STABILITY AND COMPATIBILITY OF HEAVY FUEL OILS AND CRUDE OILS BY OIL STABILITY ANALYZER (OPTICAL DETECTION): ASTM D7112
EXPLANATION
Automatic determination of stability parameters using a light back-scattering technique improves accuracy and removes human errors. In manual testing, operators have to visually compare the oil stains on pieces of filter paper to determine if asphaltenes have been precipitated. Refinery thermal and hydrocracking processes can be run closer to their severity limits if stability parameters can be calculated more accurately. This gives increased yield and profitability. Results from this test method could be used to set a standard specification for stability parameter for fuel oils. The compatibility parameters of crude oils can be used in crude oil blending in refineries to determine, in advance, which crude oil blends will be compatible and thus can be used to minimize plugging problems, unit shut downs, and maintenance costs. Determination of crude oil compatibility parameters also enables refineries to select crude oil mixtures more economically. This test method measures stability and compatibility parameters, and determines stability reserve on different blends for particular applications to optimize the blending, storage, and use of heavy fuel oils. Users of this test method would normally use stability and compatibility parameters to determine stability reserve of residual products, fuel blends, and crude oils. However, the interpretation of stability, stability reserve, and compatibility is heavily "use dependent", and is beyond the scope of this test method.
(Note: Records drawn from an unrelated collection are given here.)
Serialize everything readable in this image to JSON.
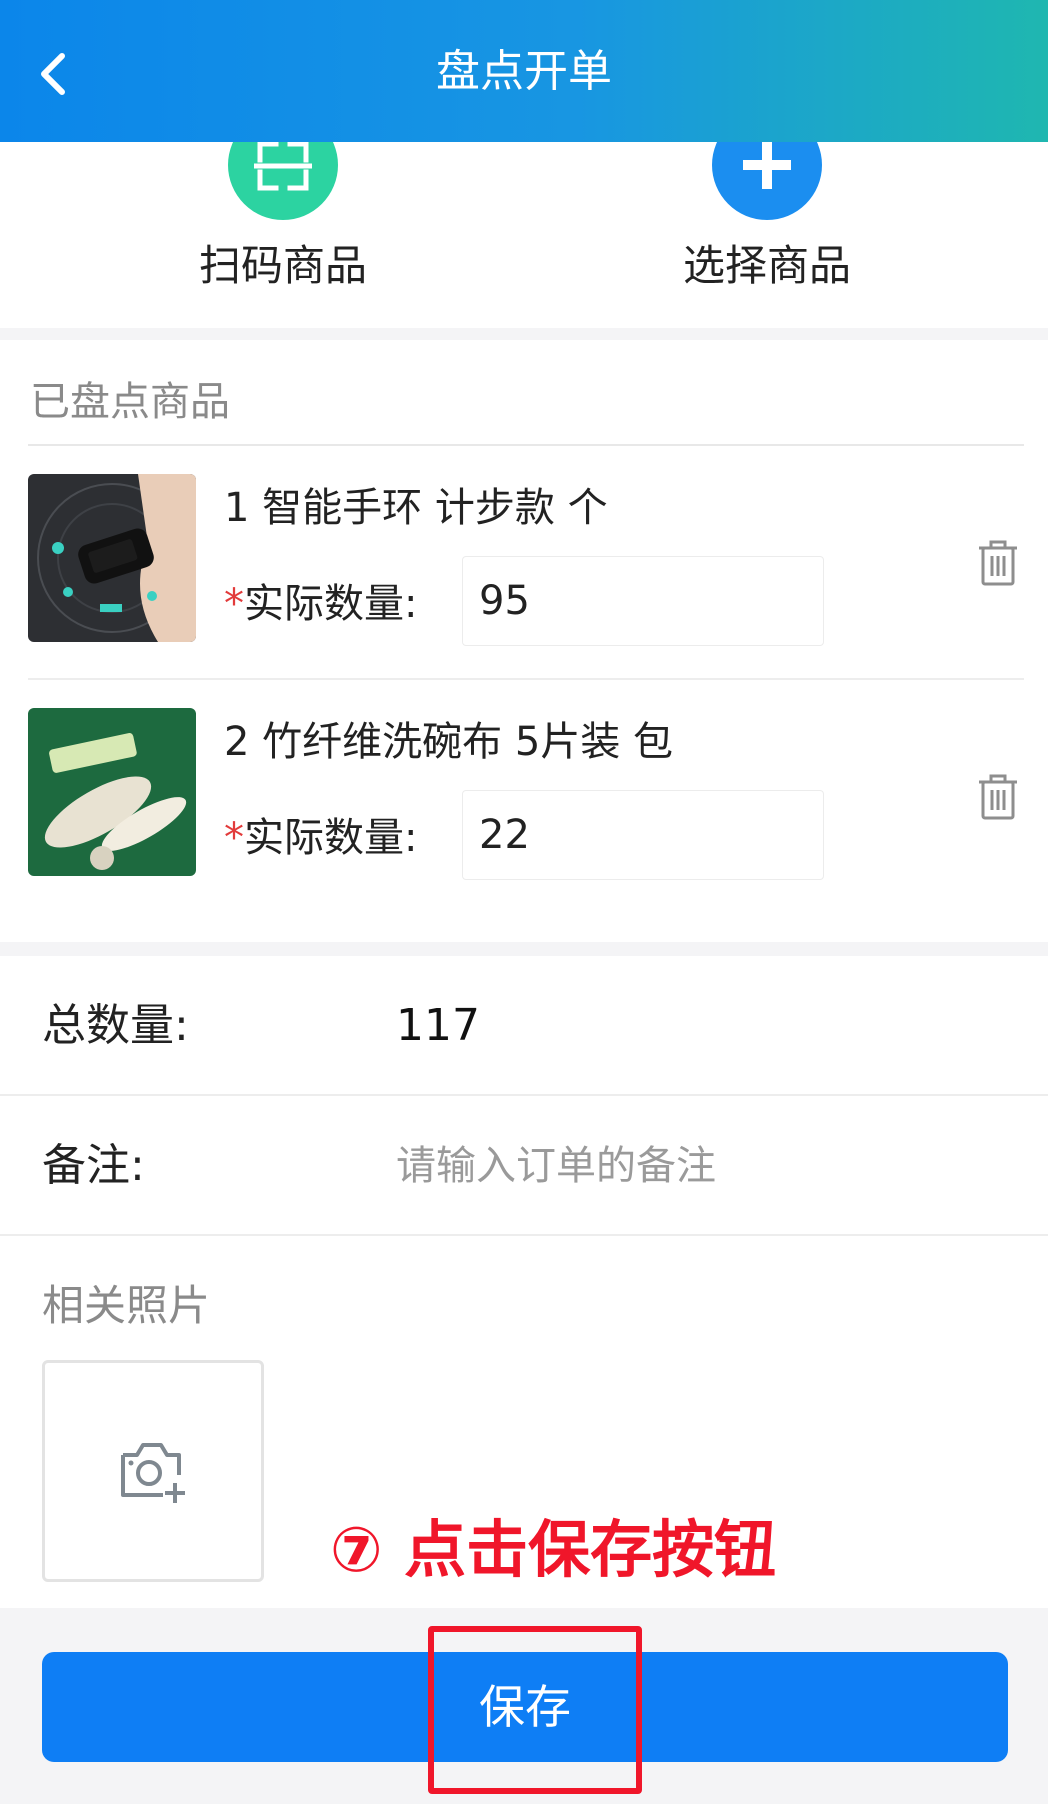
{
  "header": {
    "title": "盘点开单",
    "back_icon": "chevron-left-icon",
    "gradient_colors": [
      "#0b86ea",
      "#1fb7b0"
    ]
  },
  "actions": {
    "scan": {
      "label": "扫码商品",
      "icon": "scan-icon",
      "color": "#2cd3a1"
    },
    "select": {
      "label": "选择商品",
      "icon": "plus-icon",
      "color": "#1b8ef0"
    }
  },
  "counted_section": {
    "title": "已盘点商品",
    "items": [
      {
        "name": "1 智能手环 计步款 个",
        "qty_label": "实际数量:",
        "required_mark": "*",
        "qty_value": "95",
        "thumbnail": "smart-band-thumbnail",
        "delete_icon": "trash-icon"
      },
      {
        "name": "2 竹纤维洗碗布 5片装 包",
        "qty_label": "实际数量:",
        "required_mark": "*",
        "qty_value": "22",
        "thumbnail": "dish-cloth-thumbnail",
        "delete_icon": "trash-icon"
      }
    ]
  },
  "form": {
    "total_label": "总数量:",
    "total_value": "117",
    "remark_label": "备注:",
    "remark_placeholder": "请输入订单的备注",
    "photos_title": "相关照片",
    "photo_icon": "camera-add-icon"
  },
  "annotation": {
    "text": "⑦ 点击保存按钮",
    "color": "#f0162a"
  },
  "save_button": {
    "label": "保存",
    "color": "#0e7ef5"
  }
}
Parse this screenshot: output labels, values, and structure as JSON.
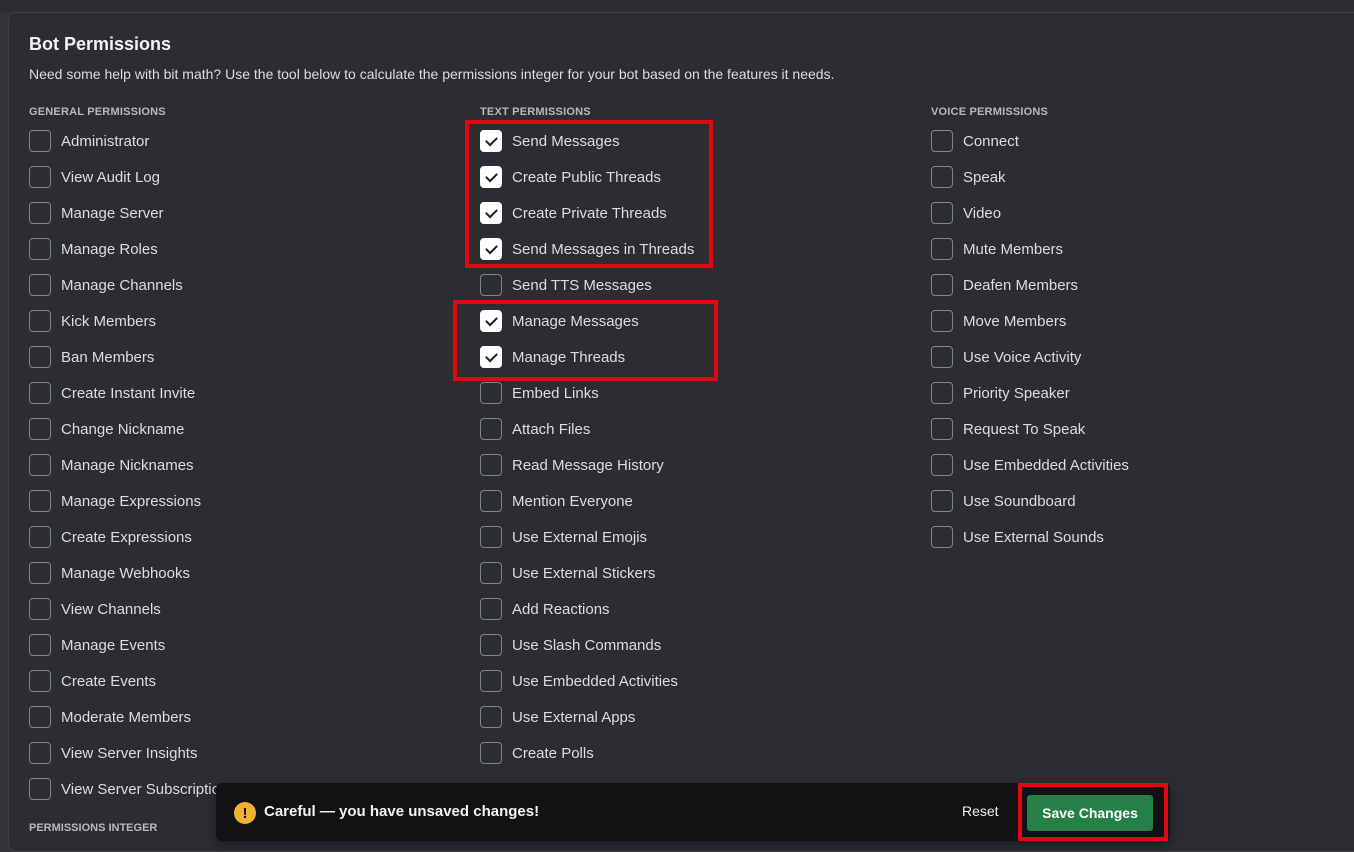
{
  "header": {
    "title": "Bot Permissions",
    "description": "Need some help with bit math? Use the tool below to calculate the permissions integer for your bot based on the features it needs."
  },
  "columns": [
    {
      "heading": "GENERAL PERMISSIONS",
      "items": [
        {
          "label": "Administrator",
          "checked": false
        },
        {
          "label": "View Audit Log",
          "checked": false
        },
        {
          "label": "Manage Server",
          "checked": false
        },
        {
          "label": "Manage Roles",
          "checked": false
        },
        {
          "label": "Manage Channels",
          "checked": false
        },
        {
          "label": "Kick Members",
          "checked": false
        },
        {
          "label": "Ban Members",
          "checked": false
        },
        {
          "label": "Create Instant Invite",
          "checked": false
        },
        {
          "label": "Change Nickname",
          "checked": false
        },
        {
          "label": "Manage Nicknames",
          "checked": false
        },
        {
          "label": "Manage Expressions",
          "checked": false
        },
        {
          "label": "Create Expressions",
          "checked": false
        },
        {
          "label": "Manage Webhooks",
          "checked": false
        },
        {
          "label": "View Channels",
          "checked": false
        },
        {
          "label": "Manage Events",
          "checked": false
        },
        {
          "label": "Create Events",
          "checked": false
        },
        {
          "label": "Moderate Members",
          "checked": false
        },
        {
          "label": "View Server Insights",
          "checked": false
        },
        {
          "label": "View Server Subscriptio",
          "checked": false
        }
      ]
    },
    {
      "heading": "TEXT PERMISSIONS",
      "items": [
        {
          "label": "Send Messages",
          "checked": true
        },
        {
          "label": "Create Public Threads",
          "checked": true
        },
        {
          "label": "Create Private Threads",
          "checked": true
        },
        {
          "label": "Send Messages in Threads",
          "checked": true
        },
        {
          "label": "Send TTS Messages",
          "checked": false
        },
        {
          "label": "Manage Messages",
          "checked": true
        },
        {
          "label": "Manage Threads",
          "checked": true
        },
        {
          "label": "Embed Links",
          "checked": false
        },
        {
          "label": "Attach Files",
          "checked": false
        },
        {
          "label": "Read Message History",
          "checked": false
        },
        {
          "label": "Mention Everyone",
          "checked": false
        },
        {
          "label": "Use External Emojis",
          "checked": false
        },
        {
          "label": "Use External Stickers",
          "checked": false
        },
        {
          "label": "Add Reactions",
          "checked": false
        },
        {
          "label": "Use Slash Commands",
          "checked": false
        },
        {
          "label": "Use Embedded Activities",
          "checked": false
        },
        {
          "label": "Use External Apps",
          "checked": false
        },
        {
          "label": "Create Polls",
          "checked": false
        }
      ]
    },
    {
      "heading": "VOICE PERMISSIONS",
      "items": [
        {
          "label": "Connect",
          "checked": false
        },
        {
          "label": "Speak",
          "checked": false
        },
        {
          "label": "Video",
          "checked": false
        },
        {
          "label": "Mute Members",
          "checked": false
        },
        {
          "label": "Deafen Members",
          "checked": false
        },
        {
          "label": "Move Members",
          "checked": false
        },
        {
          "label": "Use Voice Activity",
          "checked": false
        },
        {
          "label": "Priority Speaker",
          "checked": false
        },
        {
          "label": "Request To Speak",
          "checked": false
        },
        {
          "label": "Use Embedded Activities",
          "checked": false
        },
        {
          "label": "Use Soundboard",
          "checked": false
        },
        {
          "label": "Use External Sounds",
          "checked": false
        }
      ]
    }
  ],
  "permissions_integer": {
    "heading": "PERMISSIONS INTEGER"
  },
  "unsaved_notice": {
    "icon": "warning-icon",
    "icon_glyph": "!",
    "message": "Careful — you have unsaved changes!",
    "reset_label": "Reset",
    "save_label": "Save Changes"
  },
  "colors": {
    "background": "#2b2d31",
    "save_button": "#248046",
    "highlight_border": "#e30613",
    "warning": "#f0b232"
  }
}
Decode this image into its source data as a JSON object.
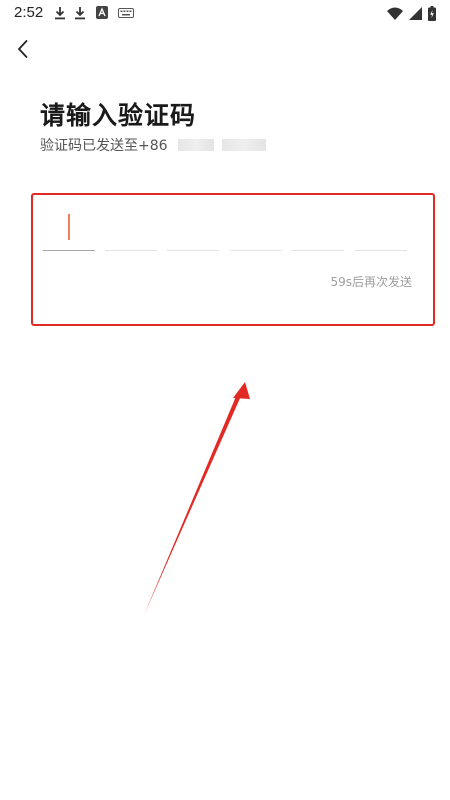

This test method covers an automated procedure involving titration and optical detection of precipitated asphaltenes for determining the stability and compatibility parameters of refinery residual streams, residual fuel oils, and crude oils. Stability in this context is the ability to maintain asphaltenes in a peptized or dissolved state and not undergo flocculation or precipitation. Similarly, compatibility relates to the property of mixing two or more oils without precipitation or flocculation of asphaltenes. This test method is applicable to residual products from atmospheric and vacuum distillation, from thermal catalytic, and hydrocracking processes, to products typical of Specifications ASTM D396 Grades No. 5L, 5H, and 6, and ASTM D2880, Grades No. 3-GT and 4-GT, and to crude oils, providing these products contain 0.05 m % or greater concentration of asphaltenes. It would be pointless to apply this test method to unstable oils that already contain flocculated asphaltenes.

TEST SUMMARY
Stability and compatibility parameters are determined by titration and optical detection of precipitated asphaltenes. A stock solution is prepared and three different mixtures of the sample oil plus xylene are titrated with n-heptane to cause precipitation of asphaltenes. The titrated mixture is continuously circulated through an optical detector which detects precipitated asphaltenes by back-scattering of visible light. The amount of oil, xylene, and n-heptane are used to calculate stability parameters: solvent equivalent, P-value, and FR5/1. If the density of a crude oil sample is known, then the compatibility parameters (SBN and IN) of the crude oil may also be calculated.

INTERFERENCES - Free water present in the oil can cause difficulties with the optical detector and should be removed by centrifuging prior to testing. Solid particles such as coke or wax particles, mud, sand, or catalyst fines in the oil will not affect the optical detector or interfere with the results.

TEST PRECISION
Only limited amount of in-house data from three laboratories are published in the test method. A full interlaboratory study will be undertaken to determine the true precision. This test method has no bias because the results of the test are defined only in terms of this test method.